An der Börse ist gelegentlich von der Perfektion der Märkte die Rede. Alles ist effizient, Nachrichten werden sogleich rational in die richtigen Kurse umgesetzt. Dass das blanke Theorie ist und mit der Wirklichkeit nur bedingt in Einklang steht, ahnen die meisten. Doch der Grad der Intransparenz, der Unwissenheit und damit der Ineffizienz überrascht an mancher Stelle dann doch.

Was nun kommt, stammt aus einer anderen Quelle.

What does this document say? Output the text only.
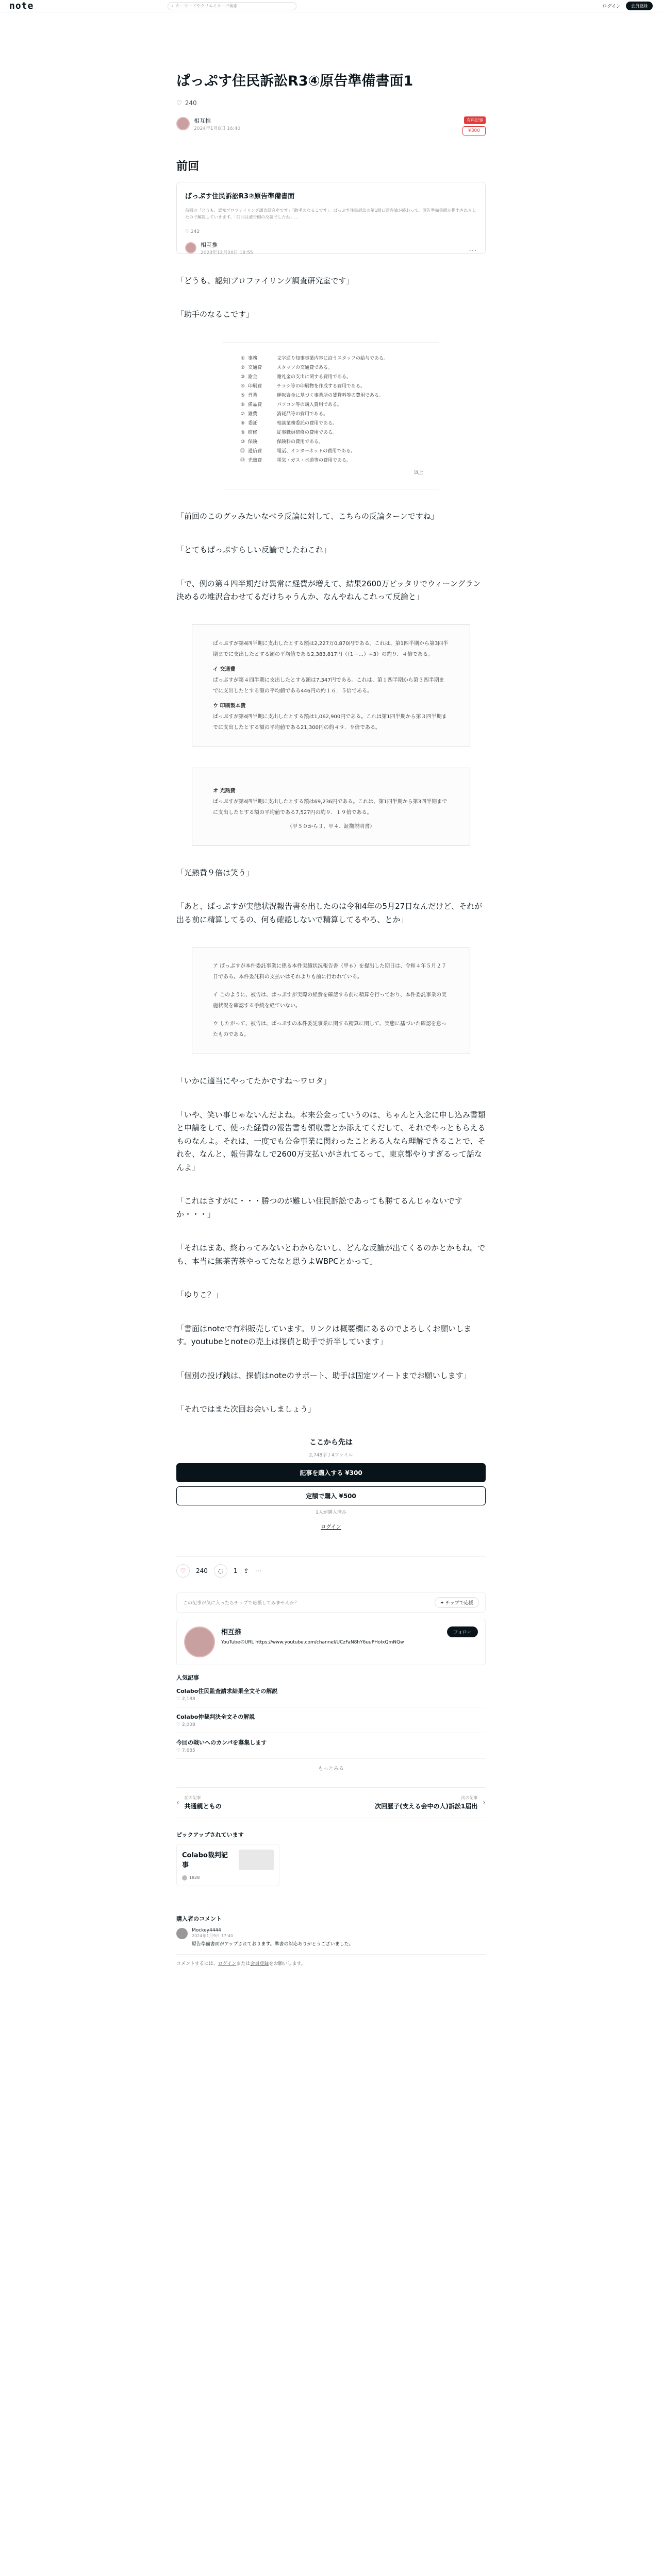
note	⌕ キーワードやクリエイターで検索	ログイン	会員登録
ぱっぷす住民訴訟R3④原告準備書面1
♡ 240
相互推
2024年1月8日 16:40
有料記事
¥300
前回
ぱっぷす住民訴訟R3②原告準備書面
前回の「どうも、認知プロファイリング調査研究室です」「助手のなるこです」。ぱっぷす住民訴訟の第1回口頭弁論が終わって、原告準備書面が提出されましたので解説していきます。「前回は被告側の反論でしたね」…
♡ 242
相互推
2023年12月20日 18:55	…

「どうも、認知プロファイリング調査研究室です」

「助手のなるこです」

① 事務	文字通り知事事業内容に沿うスタッフの給与である。
② 交通費	スタッフの交通費である。
③ 謝金	謝礼金の支出に関する費用である。
④ 印刷費	チラシ等の印刷物を作成する費用である。
⑤ 営業	運転資金に基づく事業所の賃貸料等の費用である。
⑥ 備品費	パソコン等の購入費用である。
⑦ 雑費	消耗品等の費用である。
⑧ 委託	相談業務委託の費用である。
⑨ 研修	従事職員研修の費用である。
⑩ 保険	保険料の費用である。
⑪ 通信費	電話、インターネットの費用である。
⑫ 光熱費	電気・ガス・水道等の費用である。
以上

「前回のこのグッみたいなベラ反論に対して、こちらの反論ターンですね」

「とてもぱっぷすらしい反論でしたねこれ」

「で、例の第４四半期だけ異常に経費が増えて、結果2600万ピッタリでウィーングラン決めるの堆沢合わせてるだけちゃうんか、なんやねんこれって反論と」

ぱっぷすが第4四半期に支出したとする額は2,227万0,870円である。これは、第1四半期から第3四半期までに支出したとする額の平均値である2,383,817円（（1＋…）÷3）の約９．４倍である。
イ 交通費
ぱっぷすが第４四半期に支出したとする額は7,347円である。これは、第１四半期から第３四半期までに支出したとする額の平均値である446円の約１６．５倍である。
ウ 印刷製本費
ぱっぷすが第4四半期に支出したとする額は1,062,900円である。これは第1四半期から第３四半期までに支出したとする額の平均値である21,300円の約４９．９倍である。
オ 光熱費
ぱっぷすが第4四半期に支出したとする額は69,236円である。これは、第1四半期から第3四半期までに支出したとする額の平均値である7,527円の約９．１９倍である。
（甲５０から３、甲４、証拠説明書）

「光熱費９倍は笑う」

「あと、ぱっぷすが実態状況報告書を出したのは令和4年の5月27日なんだけど、それが出る前に精算してるの、何も確認しないで精算してるやろ、とか」

ア ぱっぷすが本件委託事業に係る本件実績状況報告書（甲６）を提出した期日は、令和４年５月２７日である。本件委託料の支払いはそれよりも前に行われている。
イ このように、被告は、ぱっぷすが実際の経費を確認する前に精算を行っており、本件委託事業の実施状況を確認する手続を経ていない。
ウ したがって、被告は、ぱっぷすの本件委託事業に関する精算に関して、実態に基づいた確認を怠ったものである。

「いかに適当にやってたかですね〜ワロタ」

「いや、笑い事じゃないんだよね。本来公金っていうのは、ちゃんと入念に申し込み書類と申請をして、使った経費の報告書も領収書とか添えてくだして、それでやっともらえるものなんよ。それは、一度でも公金事業に関わったことある人なら理解できることで、それを、なんと、報告書なしで2600万支払いがされてるって、東京都やりすぎるって話なんよ」

「これはさすがに・・・勝つのが難しい住民訴訟であっても勝てるんじゃないですか・・・」

「それはまあ、終わってみないとわからないし、どんな反論が出てくるのかとかもね。でも、本当に無茶苦茶やってたなと思うよWBPCとかって」

「ゆりこ？」

「書面はnoteで有料販売しています。リンクは概要欄にあるのでよろしくお願いします。youtubeとnoteの売上は探偵と助手で折半しています」

「個別の投げ銭は、探偵はnoteのサポート、助手は固定ツイートまでお願いします」

「それではまた次回お会いしましょう」

ここから先は
2,748字 / 4ファイル
記事を購入する ¥300
定額で購入 ¥500
1人が購入済み
ログイン
♡ 240 ◌ 1 ⇪ ⋯
この記事が気に入ったらチップで応援してみませんか？	✦ チップで応援
相互推
YouTubeのURL https://www.youtube.com/channel/UCzFaN8hY6uuPHoIxQmNQw
フォロー
人気記事
Colabo住民監査請求結果全文その解説
♡ 2,188
Colabo仲裁判決全文その解説
♡ 2,008
今回の戦いへのカンパを募集します
♡ 7,685
もっとみる
‹
前の記事
共通親ともの
次の記事
次回歴子(支える会中の人)訴訟1届出 ›
ピックアップされています
Colabo裁判記事
1828
購入者のコメント
Mockey4444
2024年1月9日 17:40
原告準備書面がアップされております。準書の対応ありがとうございました。
コメントするには、ログインまたは会員登録をお願いします。
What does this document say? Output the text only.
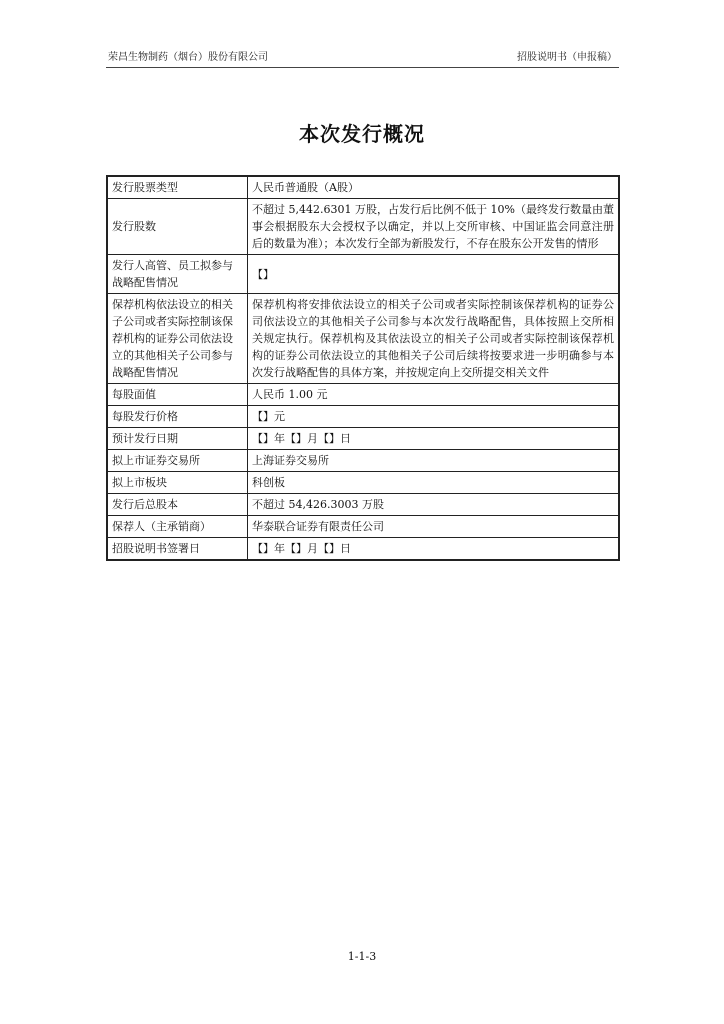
荣昌生物制药（烟台）股份有限公司	招股说明书（申报稿）
本次发行概况
发行股票类型	人民币普通股（A股）
发行股数	不超过 5,442.6301 万股，占发行后比例不低于 10%（最终发行数量由董事会根据股东大会授权予以确定，并以上交所审核、中国证监会同意注册后的数量为准）；本次发行全部为新股发行，不存在股东公开发售的情形
发行人高管、员工拟参与战略配售情况	【】
保荐机构依法设立的相关子公司或者实际控制该保荐机构的证券公司依法设立的其他相关子公司参与战略配售情况	保荐机构将安排依法设立的相关子公司或者实际控制该保荐机构的证券公司依法设立的其他相关子公司参与本次发行战略配售，具体按照上交所相关规定执行。保荐机构及其依法设立的相关子公司或者实际控制该保荐机构的证券公司依法设立的其他相关子公司后续将按要求进一步明确参与本次发行战略配售的具体方案，并按规定向上交所提交相关文件
每股面值	人民币 1.00 元
每股发行价格	【】元
预计发行日期	【】年【】月【】日
拟上市证券交易所	上海证券交易所
拟上市板块	科创板
发行后总股本	不超过 54,426.3003 万股
保荐人（主承销商）	华泰联合证券有限责任公司
招股说明书签署日	【】年【】月【】日
1-1-3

Dazu ist ein Gespräch mit Patrick Tobias sinnvoll, der bei S&P World in der Abteilung Market Intelligence arbeitet. Das ist ein Geschäftsbereich des amerikanischen Unternehmens, der nichts mit den Scores und den Indizes des Unternehmens zu tun hat, wohl aber mindestens einen solch großen Datenschatz hütet wie die anderen Abteilungen des Hauses. „Wir haben viele Mitarbeiter, die den ganzen Tag nichts anderes machen, als den Fluss des Geldes zu beobachten“, sagt Tobias. „Wer kauft Wertpapiere, wer verkauft.“
Diese Besitzstrukturen zu kennen ist für Kunden bares Geld wert. Wer zum Beispiel mit seinem Unternehmen an die Börse gehen will, braucht Informationen, welche Anleger sich für Unternehmen aus der Branche interessieren könnten, wie sie zuletzt agierten. „Manche verlassen sich dabei auf Banken, die schon die richtigen Ansprechpartner kennen sollten, aber wir bieten in der Regel einen tieferen Blick in die Marktstrukturen und vor allem einen neutralen, der die Lage schildert, wie sie ist.“
Unternehmen kennen ihre Gläubiger nicht
Die Market Intelligence von S&P wird vor allem genutzt von Unternehmen, um herauszufinden, wer eigentlich ihre Eigentümer sind. Aktien wechseln ständig die Besitzer, und die meisten Unternehmen haben nicht genug Kapazitäten, um genau nachzuhalten, wer da gerade kauft und verkauft. Quick alle größeren börsennotierten Unternehmen greifen daher auf die Daten von S&P zurück. Rund um Übernahmesituationen werden die Daten von S&P besonders wertvoll.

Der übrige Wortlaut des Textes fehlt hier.